- 2 8-oz boneless, skinless chicken breasts
- salt and pepper
- 1 tablespoon olive oil
- 1 cup chicken broth
- ¼ cup finely chopped onion
- ¾ cup grape tomatoes, quartered
- 2 tablespoons whipping cream
- ¼ cup cold butter, cut into 4-6 pieces
- 3 tablespoons Parmesan cheese
- Using a sharp knife, cut open the chicken breasts horizontally, making 4 thinner pieces. Place a piece of plastic wrap over the chicken, and use a meat mallet to even out the thickness to about ¼-inch thick. Season both sides of the chicken with salt and pepper.
- Heat the olive oil in a large skillet over medium-high heat.
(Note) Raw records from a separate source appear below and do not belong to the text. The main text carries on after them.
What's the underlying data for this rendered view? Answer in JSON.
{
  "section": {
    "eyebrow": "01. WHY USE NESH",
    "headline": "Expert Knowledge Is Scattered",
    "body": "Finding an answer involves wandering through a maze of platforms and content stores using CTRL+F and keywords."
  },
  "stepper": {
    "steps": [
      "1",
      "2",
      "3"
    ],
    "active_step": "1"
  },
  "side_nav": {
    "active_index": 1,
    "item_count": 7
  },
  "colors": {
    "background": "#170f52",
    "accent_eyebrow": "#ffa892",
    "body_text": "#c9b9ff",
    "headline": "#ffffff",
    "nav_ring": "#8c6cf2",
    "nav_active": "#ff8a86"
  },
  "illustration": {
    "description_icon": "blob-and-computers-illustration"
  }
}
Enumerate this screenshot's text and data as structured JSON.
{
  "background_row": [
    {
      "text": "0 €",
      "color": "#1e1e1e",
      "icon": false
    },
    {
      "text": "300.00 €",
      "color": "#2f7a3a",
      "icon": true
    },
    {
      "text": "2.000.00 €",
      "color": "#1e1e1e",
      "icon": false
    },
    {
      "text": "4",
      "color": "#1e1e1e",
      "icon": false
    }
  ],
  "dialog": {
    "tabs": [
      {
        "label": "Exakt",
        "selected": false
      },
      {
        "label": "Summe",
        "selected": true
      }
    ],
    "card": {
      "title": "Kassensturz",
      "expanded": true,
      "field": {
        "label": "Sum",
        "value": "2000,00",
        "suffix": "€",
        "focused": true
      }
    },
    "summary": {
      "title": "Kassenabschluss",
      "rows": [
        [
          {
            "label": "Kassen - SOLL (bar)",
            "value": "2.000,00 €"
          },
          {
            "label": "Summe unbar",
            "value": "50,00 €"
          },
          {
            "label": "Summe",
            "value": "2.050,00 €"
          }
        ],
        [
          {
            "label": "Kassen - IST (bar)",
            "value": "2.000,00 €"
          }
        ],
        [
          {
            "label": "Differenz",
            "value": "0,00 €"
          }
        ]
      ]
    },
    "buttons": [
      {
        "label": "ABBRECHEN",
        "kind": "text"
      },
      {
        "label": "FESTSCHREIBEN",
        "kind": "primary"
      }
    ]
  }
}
Add the chicken and cook until browned and no longer pink, 5-6 minutes, flipping once. (You may need to cook the chicken in 2 batches, depending on the size of your skillet. You don’t want to crowd the chicken so that it will brown properly.) Remove the chicken to a plate and cover with foil to keep warm.
- Add the chicken broth, onion and tomatoes to the skillet. Use a wooden spoon to scrape up the browned bits on the bottom of the skillet. Bring to a boil, then reduce the heat to medium and let it simmer until reduced to about ¼ cup, about 10 minutes.
- Pour the cream into the skillet. Start adding the butter, one piece at a time, stirring until completely melted before adding another piece. Once all of the butter is added, stir in the Parmesan cheese. Season to taste with salt and pepper.
- Serve the tomato parmesan sauce over the chicken.